Michiko Kakutani, ‘Ex Libris: 100+ Books to Read and Reread’, 2020:
“…After decades of being taught in high school and college, after its innovations have been widely assimilated, imitated, and satirized, The Waste Land might now strike some readers as familiar, even trite. It’s hard to appreciate just how radical it was when it was first published, breaking old rules of prosody and using new language and techniques to tackle what were then unfashionable themes of spiritual alienation and urban malaise.
But reread today, the poem’s evocation of the broken world left in the wake of World War I remains remarkably resonant. It depicts a world in which the old rules and certainties have vanished—a spiritual desert where “the dead tree gives no shelter,” where lonely people move numbly through an “Unreal City,” where the poet “can connect / Nothing with nothing.”
Eliot once observed that the poem was written as “the relief of a personal…grouse against life,” and it was, in part, a reflection of his own state of mind as he struggled with a miserable marriage and a nervous breakdown. But much the way that Kafka’s work, which was rooted in his relationship with a domineering father, yielded lasting metaphors for modern life and politics, so did Eliot’s Waste Land mirror larger dynamics in the world. It’s a world not unlike our own, haunted by a sense of loss and dislocation—a world, to use words written by Eliot in an essay about Ulysses, that presented an “immense panorama of futility and anarchy” while thirsting for redemption and renewal.”

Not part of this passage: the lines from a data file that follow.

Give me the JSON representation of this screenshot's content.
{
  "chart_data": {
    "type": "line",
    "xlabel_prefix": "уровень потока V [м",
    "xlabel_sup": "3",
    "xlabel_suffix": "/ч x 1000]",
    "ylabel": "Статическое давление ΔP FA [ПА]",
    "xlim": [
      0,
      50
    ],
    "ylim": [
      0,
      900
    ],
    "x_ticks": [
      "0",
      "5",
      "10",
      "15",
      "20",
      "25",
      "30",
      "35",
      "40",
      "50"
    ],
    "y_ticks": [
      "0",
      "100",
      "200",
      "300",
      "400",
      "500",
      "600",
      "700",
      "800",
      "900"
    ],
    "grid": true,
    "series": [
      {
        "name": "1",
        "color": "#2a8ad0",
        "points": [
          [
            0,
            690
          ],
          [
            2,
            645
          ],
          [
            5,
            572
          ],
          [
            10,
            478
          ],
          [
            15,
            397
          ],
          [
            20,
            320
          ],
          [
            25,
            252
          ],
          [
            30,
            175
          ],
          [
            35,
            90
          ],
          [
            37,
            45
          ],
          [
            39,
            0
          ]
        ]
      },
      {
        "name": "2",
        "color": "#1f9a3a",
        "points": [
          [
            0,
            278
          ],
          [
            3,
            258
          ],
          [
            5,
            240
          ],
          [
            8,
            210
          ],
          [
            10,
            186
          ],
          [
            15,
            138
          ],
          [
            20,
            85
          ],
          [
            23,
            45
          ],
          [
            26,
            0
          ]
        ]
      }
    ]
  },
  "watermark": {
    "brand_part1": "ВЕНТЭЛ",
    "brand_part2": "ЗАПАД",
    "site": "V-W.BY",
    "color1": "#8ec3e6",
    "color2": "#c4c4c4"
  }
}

Robert Crawford, 'Young Eliot: From St. Louis to The Waste Land', 2015:
“…It was 15 December when The Waste Land became an American book. One thousand copies were printed, each stamped with an individual number, published from 105 W. 40th Street, New York. Hard at work assembling the contents for the next few issues of the Criterion, Tom opened the small, pale-jacketed volume in his London flat. Slightly heavier than it looked, underneath the dust jacket it was bound in black boards with only the words THE WASTE LAND in gold on the front board. Inside, the poem now carried its Latin and Greek epigraph (though no dedication), and was printed in large type – never more than sixteen lines of poetry per page. Thanks to this generous spacing and to the added prose ballast of the Notes, it managed to fill sixty-four pages. Throughout, the verse carried line numbers (one every ten lines), as if to bind together a work that kept threatening to explode into separate shards. The inside front-jacket flap quoted an early review by Burton Rascoe in the New York Tribune, calling The Waste Land ‘a thing of bitterness and beauty’ and, ‘perhaps, the finest poem of this generation’. The note on the rear flap began simply, ‘T. S. Eliot was born in 1888 in St. Louis, Missouri’, then went on to hail him as ‘without question the most significant of the younger American writers’. Tom, weary and very far from the city of his birth, looked at the name ‘T. S. Eliot’ in plain black print on the title page.
It was as if he had never been young.”